EU member state Bulgaria has 29 political parties, 7 coalitions, and 2 independent candidates contesting the elections; in all 8200 candidates will contest 240 seats. Notably, the Bulgarian electorate has never returned the same government to power since it chose democracy as its political system. Here, Murphy explains the reasons for the OSCE’s presence and outlines what the international team is there to do.

WHEN MORE THAN 200 international observers descend on Bulgaria to witness the parliamentary elections this week, it will be the first time since 1997 that the country has hosted such a full-fledged observation from the OSCE and its Parliamentary Assembly.

So, after 16 years, why are we returning?

Let me begin by pointing out that, as the political figure appointed to head this mission on behalf of the OSCE, our presence here is independent from some of the topical items that may appear in the news.

Bulgaria has moved a great distance in political, social and economic terms in two decades, since those times when the path to Brussels was considered as something inconceivable. It is 16 years since the last electoral observation mission here and the OSCE is returning to a very different political landscape.

A new level of openness

From our own pre-election visits, observations and briefings, we have seen election officials functioning with a new level of openness during this campaign, and I hope those same officials are proud to welcome the international observers this month. At our best, observation missions help keep trust and integrity in a system in which we are all invested.

No one in Sofia should view the presence of observers this year as any sort of a step back. On the contrary, Sofia’s decision to welcome OSCE observers – as enshrined in national law and Bulgaria’s international commitments – is recognition of Bulgaria’s stature within Europe and dedication to multilateral cooperation on our shared democratic goals.
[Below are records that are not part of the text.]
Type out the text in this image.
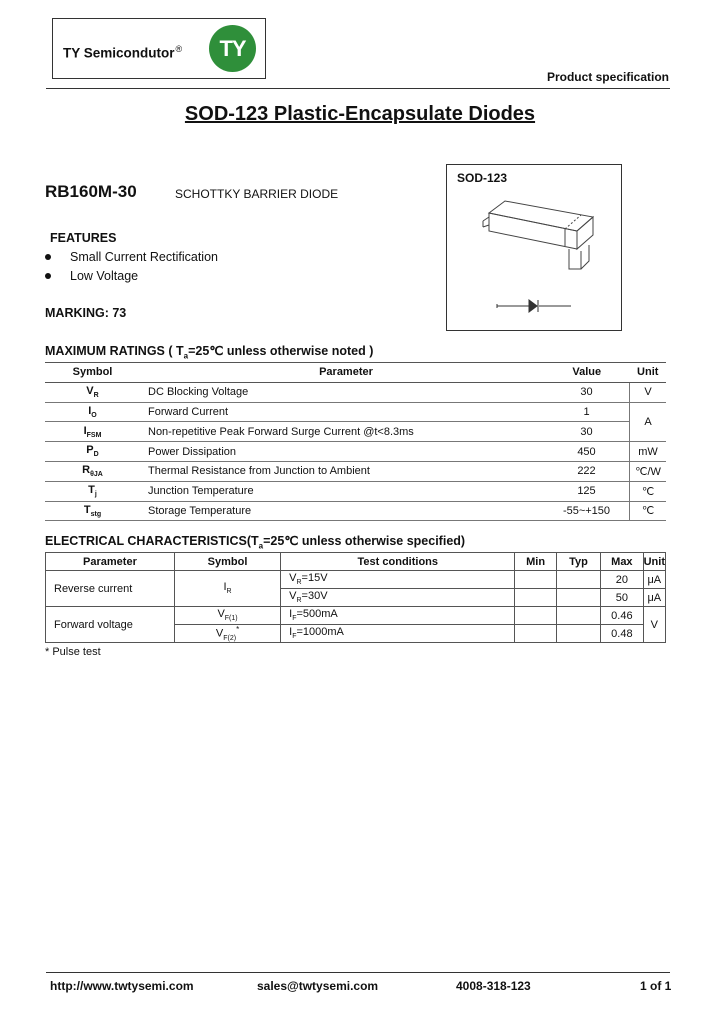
TY Semicondutor®	TY
Product specification
SOD-123 Plastic-Encapsulate Diodes
RB160M-30	SCHOTTKY BARRIER DIODE
FEATURES
Small Current Rectification
Low Voltage
MARKING: 73
SOD-123
MAXIMUM RATINGS ( $T_a=25℃$ unless otherwise noted )
Symbol	Parameter	Value	Unit
$V_R$	DC Blocking Voltage	30	V
$I_O$	Forward Current	1	A
$I_{FSM}$	Non-repetitive Peak Forward Surge Current @t<8.3ms	30	
$P_D$	Power Dissipation	450	mW
$R_{\theta JA}$	Thermal Resistance from Junction to Ambient	222	℃/W
$T_j$	Junction Temperature	125	℃
$T_{stg}$	Storage Temperature	-55~+150	℃
ELECTRICAL $CHARACTERISTICS(T_a=25℃$ unless otherwise specified)
Parameter	Symbol	Test conditions	Min	Typ	Max	Unit
Reverse current	$I_R$	$V_R=15V$			20	μA
		$V_R=30V$			50	μA
Forward voltage	$V_{F(1)}$	$I_F=500mA$			0.46	V
	$V_{F(2)}^*$	$I_F=1000mA$			0.48	
* Pulse test
http://www.twtysemi.com	sales@twtysemi.com	4008-318-123	1 of 1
While we cannot be in every OSCE country to observe every election, we always strive for a geographic balance – observing electoral contests throughout our diverse region from Vancouver to Vladivostok, including EU countries, like Bulgaria.
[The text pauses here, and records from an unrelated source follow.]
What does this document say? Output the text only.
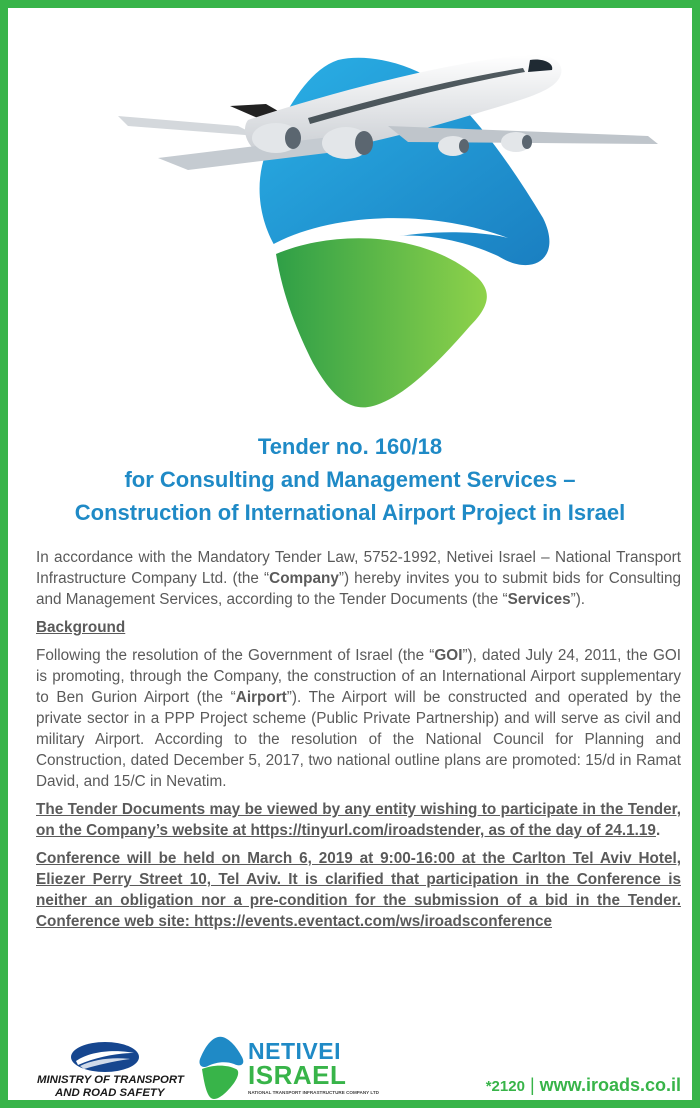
Tender no. 160/18
for Consulting and Management Services –
Construction of International Airport Project in Israel

In accordance with the Mandatory Tender Law, 5752-1992, Netivei Israel – National Transport Infrastructure Company Ltd. (the “Company”) hereby invites you to submit bids for Consulting and Management Services, according to the Tender Documents (the “Services”).

Background

Following the resolution of the Government of Israel (the “GOI”), dated July 24, 2011, the GOI is promoting, through the Company, the construction of an International Airport supplementary to Ben Gurion Airport (the “Airport”). The Airport will be constructed and operated by the private sector in a PPP Project scheme (Public Private Partnership) and will serve as civil and military Airport. According to the resolution of the National Council for Planning and Construction, dated December 5, 2017, two national outline plans are promoted: 15/d in Ramat David, and 15/C in Nevatim.

The Tender Documents may be viewed by any entity wishing to participate in the Tender, on the Company’s website at https://tinyurl.com/iroadstender, as of the day of 24.1.19.

Conference will be held on March 6, 2019 at 9:00-16:00 at the Carlton Tel Aviv Hotel, Eliezer Perry Street 10, Tel Aviv. It is clarified that participation in the Conference is neither an obligation nor a pre-condition for the submission of a bid in the Tender. Conference web site: https://events.eventact.com/ws/iroadsconference

MINISTRY OF TRANSPORT
AND ROAD SAFETY
NETIVEI
ISRAEL
NATIONAL TRANSPORT INFRASTRUCTURE COMPANY LTD	*2120 | www.iroads.co.il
An opportunity to reaffirm our democratic principles

With every election, no matter the present day political challenges, we have an opportunity and a responsibility to reaffirm our democratic principles. People’s dissatisfaction with the political class (a notion hardly unique to Bulgaria during the current global recession), the polarised political debate (not uncommon either), and intense competition between the parties are just some of the ingredients that make the 12 May elections a defining moment in Bulgaria’s history.

As an elected parliamentarian myself, with many elected colleagues and friends in the OSCE region, I have been in a position to witness first-hand, significant changes that have been brought about by people of different nationalities in different countries exercising their democratic rights. And whatever the outcome on election day, it is fundamentally important that people have trust in the election itself for these rights to maintain and to thrive. This is particularly true in challenging times.

We are not coming to Sofia to question Bulgarians’ ability to hold free and democratic elections, but rather to send a signal that the OSCE stands ready to actively support this country just like any other participating State. We come to proclaim our shared commitments to fundamental freedoms so necessary to our collective security community.

Process to ensure the will of the people is expressed and respected

Throughout the country on Sunday we will be present with open eyes, and come Monday, we will share our observations with the public. And should actions on election day impact the level of trust in this country’s democratic institutions, we will report them accurately and without bias to the international community.

For elections, as thrilling as they can be, in the end, are always about more than the personalities on the ballot. Every election is a test, not so much about the strength of parties but the strength of processes, a nation’s chance to affirm its own commitment to democratic governance. It is up to all those who participate in this process to ensure the will of the people is not only expressed but accepted and respected as well.

Eoghan Murphy is the Fine Gael TD for Dublin South East.